Specifically, we want to include the following operations:

- dot product of two vectors - takes in two Vector3D and returns the dot product
- angle between two vectors - takes in two Vector3D and returns the angle in between in radians

# Preparatory Thoughts

- What formulas will be needed to implement the new operations? List them.
- What cautions must be taken when dealing with user input in degrees?
- What cautions must be taken when using inverse trig functions to solve for angles?

# Laboratory Procedures

1. Extend your 3D vector class to include the methods and operations listed in the introduction.

2. In a 3D space race game, there are speed boost gates along the way. Each gate is a rectangle with some given normal vector. The more the ship is aligned with the gate when it passes through the more speed boost the ship is given. That is to say, the more the velocity vector of the ship agrees with the normal of the gate the more the boost the ship receives.

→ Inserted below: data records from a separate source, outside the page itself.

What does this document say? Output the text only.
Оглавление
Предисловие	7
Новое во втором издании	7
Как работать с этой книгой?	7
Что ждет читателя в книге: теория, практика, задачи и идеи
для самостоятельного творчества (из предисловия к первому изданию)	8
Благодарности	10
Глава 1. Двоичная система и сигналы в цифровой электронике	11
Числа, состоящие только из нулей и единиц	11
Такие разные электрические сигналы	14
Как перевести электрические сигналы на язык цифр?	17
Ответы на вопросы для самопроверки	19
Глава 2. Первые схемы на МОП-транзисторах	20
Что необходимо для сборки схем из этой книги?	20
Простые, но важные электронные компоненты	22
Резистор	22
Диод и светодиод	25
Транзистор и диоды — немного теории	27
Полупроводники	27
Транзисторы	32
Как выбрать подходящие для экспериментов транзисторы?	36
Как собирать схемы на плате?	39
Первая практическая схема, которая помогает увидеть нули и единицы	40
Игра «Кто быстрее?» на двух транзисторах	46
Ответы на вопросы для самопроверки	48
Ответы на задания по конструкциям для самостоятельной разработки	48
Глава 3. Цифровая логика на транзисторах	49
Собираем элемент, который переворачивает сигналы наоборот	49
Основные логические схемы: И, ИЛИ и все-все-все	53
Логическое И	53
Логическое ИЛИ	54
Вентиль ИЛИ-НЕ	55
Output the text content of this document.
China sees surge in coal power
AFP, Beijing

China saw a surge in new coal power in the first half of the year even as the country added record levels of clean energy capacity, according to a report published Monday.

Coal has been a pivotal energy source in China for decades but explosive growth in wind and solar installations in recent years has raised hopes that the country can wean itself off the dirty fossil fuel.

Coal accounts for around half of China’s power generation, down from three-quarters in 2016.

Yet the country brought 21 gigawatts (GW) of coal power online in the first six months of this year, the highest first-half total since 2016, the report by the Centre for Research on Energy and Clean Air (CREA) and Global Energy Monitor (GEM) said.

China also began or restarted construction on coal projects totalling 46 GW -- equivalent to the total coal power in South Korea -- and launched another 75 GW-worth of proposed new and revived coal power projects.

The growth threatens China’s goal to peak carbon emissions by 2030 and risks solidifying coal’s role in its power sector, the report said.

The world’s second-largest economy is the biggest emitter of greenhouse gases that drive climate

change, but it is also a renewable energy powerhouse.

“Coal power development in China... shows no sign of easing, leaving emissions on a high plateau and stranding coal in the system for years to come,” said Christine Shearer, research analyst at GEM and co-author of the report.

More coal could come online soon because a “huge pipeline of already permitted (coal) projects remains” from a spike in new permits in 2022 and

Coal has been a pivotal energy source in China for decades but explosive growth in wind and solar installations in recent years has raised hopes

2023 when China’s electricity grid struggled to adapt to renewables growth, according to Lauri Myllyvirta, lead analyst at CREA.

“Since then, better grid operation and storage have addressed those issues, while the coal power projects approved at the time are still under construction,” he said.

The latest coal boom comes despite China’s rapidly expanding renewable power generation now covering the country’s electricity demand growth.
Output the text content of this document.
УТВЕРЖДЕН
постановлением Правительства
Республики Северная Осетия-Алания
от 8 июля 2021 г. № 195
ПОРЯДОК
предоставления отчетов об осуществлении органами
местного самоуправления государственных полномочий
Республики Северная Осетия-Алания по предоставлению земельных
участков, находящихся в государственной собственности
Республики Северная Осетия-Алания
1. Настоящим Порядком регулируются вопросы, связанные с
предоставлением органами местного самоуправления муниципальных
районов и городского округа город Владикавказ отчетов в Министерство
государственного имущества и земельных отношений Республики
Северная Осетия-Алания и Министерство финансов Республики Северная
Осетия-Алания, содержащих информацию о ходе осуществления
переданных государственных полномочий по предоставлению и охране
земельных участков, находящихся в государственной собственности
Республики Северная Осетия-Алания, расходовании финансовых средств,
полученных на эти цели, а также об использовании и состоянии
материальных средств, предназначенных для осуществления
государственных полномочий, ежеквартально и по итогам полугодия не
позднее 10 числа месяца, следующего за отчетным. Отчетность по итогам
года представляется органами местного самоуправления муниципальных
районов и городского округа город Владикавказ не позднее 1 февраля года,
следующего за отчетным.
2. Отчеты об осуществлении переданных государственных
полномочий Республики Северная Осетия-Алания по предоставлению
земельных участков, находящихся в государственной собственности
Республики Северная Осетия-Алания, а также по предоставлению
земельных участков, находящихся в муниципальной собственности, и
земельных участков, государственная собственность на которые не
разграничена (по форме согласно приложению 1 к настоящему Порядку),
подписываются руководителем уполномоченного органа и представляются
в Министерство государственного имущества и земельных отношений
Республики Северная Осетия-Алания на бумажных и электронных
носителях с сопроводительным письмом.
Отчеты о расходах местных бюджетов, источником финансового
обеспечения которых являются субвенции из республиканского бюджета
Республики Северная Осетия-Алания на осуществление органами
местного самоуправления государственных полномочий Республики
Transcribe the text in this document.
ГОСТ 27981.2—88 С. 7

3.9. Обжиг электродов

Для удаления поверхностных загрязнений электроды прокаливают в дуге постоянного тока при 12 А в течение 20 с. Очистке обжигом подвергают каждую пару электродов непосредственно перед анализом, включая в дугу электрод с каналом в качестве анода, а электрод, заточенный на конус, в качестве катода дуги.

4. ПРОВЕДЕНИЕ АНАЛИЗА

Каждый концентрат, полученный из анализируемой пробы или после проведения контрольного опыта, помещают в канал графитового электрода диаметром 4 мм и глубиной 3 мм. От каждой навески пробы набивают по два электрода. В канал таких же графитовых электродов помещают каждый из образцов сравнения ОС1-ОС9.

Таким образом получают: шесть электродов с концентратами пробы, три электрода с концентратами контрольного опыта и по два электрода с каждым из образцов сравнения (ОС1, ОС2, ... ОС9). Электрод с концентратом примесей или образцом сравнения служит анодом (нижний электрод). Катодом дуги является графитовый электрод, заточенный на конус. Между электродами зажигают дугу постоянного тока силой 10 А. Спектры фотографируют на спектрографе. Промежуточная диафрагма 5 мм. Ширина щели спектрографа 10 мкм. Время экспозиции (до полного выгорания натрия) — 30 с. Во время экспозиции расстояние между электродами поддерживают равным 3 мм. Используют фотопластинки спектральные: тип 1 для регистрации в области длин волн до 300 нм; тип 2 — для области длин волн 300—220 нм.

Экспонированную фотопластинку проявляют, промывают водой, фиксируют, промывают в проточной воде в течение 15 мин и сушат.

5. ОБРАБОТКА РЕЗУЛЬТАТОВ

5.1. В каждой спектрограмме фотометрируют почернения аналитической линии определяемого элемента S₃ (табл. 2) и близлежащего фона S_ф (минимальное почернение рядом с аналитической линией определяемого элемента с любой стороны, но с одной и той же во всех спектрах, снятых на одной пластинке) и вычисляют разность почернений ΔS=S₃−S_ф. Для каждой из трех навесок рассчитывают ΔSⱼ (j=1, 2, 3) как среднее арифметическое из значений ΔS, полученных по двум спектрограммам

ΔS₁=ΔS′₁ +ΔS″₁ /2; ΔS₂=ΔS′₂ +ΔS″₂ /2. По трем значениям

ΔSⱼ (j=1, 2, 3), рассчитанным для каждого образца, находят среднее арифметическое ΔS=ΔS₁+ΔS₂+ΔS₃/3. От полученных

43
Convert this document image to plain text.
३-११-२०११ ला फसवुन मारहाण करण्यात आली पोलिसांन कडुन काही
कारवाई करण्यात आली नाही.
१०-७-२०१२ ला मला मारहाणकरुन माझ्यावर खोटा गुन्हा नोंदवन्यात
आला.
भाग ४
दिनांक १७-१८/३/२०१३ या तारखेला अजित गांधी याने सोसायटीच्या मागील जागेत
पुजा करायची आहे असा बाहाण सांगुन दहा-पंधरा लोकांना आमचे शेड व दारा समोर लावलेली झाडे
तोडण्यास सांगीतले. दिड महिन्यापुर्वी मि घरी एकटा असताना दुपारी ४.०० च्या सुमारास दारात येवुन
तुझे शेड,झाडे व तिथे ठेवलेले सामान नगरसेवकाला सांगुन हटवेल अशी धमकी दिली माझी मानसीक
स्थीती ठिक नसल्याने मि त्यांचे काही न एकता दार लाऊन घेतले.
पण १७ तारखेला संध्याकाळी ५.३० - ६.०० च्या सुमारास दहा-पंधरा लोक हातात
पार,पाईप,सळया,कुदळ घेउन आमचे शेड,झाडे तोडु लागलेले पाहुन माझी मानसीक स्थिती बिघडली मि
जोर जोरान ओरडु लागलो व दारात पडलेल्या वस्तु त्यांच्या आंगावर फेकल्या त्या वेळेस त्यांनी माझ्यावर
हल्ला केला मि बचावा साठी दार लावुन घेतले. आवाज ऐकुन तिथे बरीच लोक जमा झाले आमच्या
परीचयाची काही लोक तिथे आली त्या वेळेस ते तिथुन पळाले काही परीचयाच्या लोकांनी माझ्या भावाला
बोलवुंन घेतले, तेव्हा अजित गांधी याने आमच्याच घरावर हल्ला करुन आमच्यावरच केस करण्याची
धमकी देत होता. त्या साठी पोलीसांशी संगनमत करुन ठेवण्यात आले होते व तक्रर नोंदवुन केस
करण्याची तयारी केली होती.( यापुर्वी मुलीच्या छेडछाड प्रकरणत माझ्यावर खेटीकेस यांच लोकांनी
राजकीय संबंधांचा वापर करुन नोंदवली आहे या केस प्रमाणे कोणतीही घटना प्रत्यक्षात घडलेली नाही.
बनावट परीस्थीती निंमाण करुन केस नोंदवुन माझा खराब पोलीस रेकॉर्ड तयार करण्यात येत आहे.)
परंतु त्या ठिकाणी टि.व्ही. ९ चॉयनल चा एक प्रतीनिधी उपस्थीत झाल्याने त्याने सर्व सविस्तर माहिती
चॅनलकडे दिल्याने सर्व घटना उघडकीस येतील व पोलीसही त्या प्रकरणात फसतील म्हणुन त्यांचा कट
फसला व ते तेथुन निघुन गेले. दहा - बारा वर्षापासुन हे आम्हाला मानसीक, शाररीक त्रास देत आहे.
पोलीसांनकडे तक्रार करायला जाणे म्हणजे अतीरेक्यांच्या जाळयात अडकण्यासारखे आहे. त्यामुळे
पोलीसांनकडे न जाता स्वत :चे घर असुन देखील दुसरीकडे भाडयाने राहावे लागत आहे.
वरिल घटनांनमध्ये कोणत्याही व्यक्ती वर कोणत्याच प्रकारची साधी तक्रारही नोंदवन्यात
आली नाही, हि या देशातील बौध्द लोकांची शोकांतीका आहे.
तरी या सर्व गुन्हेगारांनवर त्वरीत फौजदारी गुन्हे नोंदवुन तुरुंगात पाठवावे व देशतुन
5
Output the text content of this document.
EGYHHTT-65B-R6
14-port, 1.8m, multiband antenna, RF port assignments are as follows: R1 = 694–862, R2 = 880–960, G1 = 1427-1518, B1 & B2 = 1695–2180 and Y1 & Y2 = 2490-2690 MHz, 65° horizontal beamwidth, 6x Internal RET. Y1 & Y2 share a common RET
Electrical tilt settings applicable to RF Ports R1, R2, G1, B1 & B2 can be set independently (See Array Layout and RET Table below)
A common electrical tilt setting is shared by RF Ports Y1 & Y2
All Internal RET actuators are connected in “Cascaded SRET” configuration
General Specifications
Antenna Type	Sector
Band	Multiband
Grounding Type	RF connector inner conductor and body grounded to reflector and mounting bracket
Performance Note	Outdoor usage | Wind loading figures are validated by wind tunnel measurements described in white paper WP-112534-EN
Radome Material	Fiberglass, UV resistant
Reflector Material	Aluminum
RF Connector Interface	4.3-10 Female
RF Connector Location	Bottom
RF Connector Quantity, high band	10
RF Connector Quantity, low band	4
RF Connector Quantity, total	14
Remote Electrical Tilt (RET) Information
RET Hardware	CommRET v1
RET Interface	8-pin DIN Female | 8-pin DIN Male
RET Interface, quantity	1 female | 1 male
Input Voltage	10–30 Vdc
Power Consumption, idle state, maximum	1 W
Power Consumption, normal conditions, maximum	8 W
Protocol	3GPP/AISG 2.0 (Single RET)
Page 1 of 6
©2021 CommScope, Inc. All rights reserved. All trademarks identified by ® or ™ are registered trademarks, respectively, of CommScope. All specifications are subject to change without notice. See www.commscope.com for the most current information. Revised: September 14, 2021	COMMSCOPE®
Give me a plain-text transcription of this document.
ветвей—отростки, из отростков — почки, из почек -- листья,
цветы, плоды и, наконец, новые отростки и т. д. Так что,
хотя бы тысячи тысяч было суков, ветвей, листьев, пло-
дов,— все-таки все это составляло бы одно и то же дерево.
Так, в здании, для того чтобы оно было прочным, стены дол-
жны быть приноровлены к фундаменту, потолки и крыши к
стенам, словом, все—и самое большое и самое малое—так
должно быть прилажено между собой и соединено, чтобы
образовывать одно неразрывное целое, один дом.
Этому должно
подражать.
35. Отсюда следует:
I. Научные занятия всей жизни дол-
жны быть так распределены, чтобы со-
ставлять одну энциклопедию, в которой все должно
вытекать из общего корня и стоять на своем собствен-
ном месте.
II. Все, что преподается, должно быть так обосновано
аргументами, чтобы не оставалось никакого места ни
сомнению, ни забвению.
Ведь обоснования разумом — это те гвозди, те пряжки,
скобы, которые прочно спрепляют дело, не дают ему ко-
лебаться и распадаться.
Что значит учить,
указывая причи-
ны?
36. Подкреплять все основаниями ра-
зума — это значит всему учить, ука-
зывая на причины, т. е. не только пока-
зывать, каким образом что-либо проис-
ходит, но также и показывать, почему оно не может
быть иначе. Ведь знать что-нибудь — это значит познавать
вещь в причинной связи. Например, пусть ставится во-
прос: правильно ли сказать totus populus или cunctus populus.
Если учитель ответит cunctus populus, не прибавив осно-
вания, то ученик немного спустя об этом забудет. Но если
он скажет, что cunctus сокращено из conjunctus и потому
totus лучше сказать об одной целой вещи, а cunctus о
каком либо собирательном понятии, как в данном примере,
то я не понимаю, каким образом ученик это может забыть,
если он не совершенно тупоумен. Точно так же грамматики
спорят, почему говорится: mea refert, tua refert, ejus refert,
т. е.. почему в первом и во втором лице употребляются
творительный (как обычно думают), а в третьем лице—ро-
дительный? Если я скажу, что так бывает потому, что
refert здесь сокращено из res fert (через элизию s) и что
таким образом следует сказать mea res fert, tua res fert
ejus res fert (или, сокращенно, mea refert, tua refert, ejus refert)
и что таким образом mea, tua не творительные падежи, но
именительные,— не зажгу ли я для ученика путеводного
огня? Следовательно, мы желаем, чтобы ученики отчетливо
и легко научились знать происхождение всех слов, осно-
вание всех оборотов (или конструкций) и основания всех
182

Specifically, the new velocity of the space ship will be the same direction as the old velocity, but with magnitude equal to the dot product of the old velocity and the normal vector of the gate. Create a program that will test your new methods and operations as well as compute the new velocity of a space ship after it passes through such a speed boost gate by writing code to do the following.

- asks the user to enter the magnitude, heading, and pitch of the space ship's velocity
- asks the user to enter the x, y, and z components of the speed boost gate's normal vector
- report the x, y, and z components of the space ship's velocity
- report the magnitude, heading, and pitch of the speed boost gate's normal vector
- reports the dot product of the two vectors
- report the angle between the two vectors in degrees
- reports the space ship's new velocity vector in Cartesian form
- reports the space ship's new velocity vector in MHP form
- reports the direction angles of the space ship's new velocity vector

# Postlab Questions

- Give an example of two unequal vectors that would have the same direction angles.
- Explain what would need to be done to adjust the amount of speed boost a gate imparts on a ship.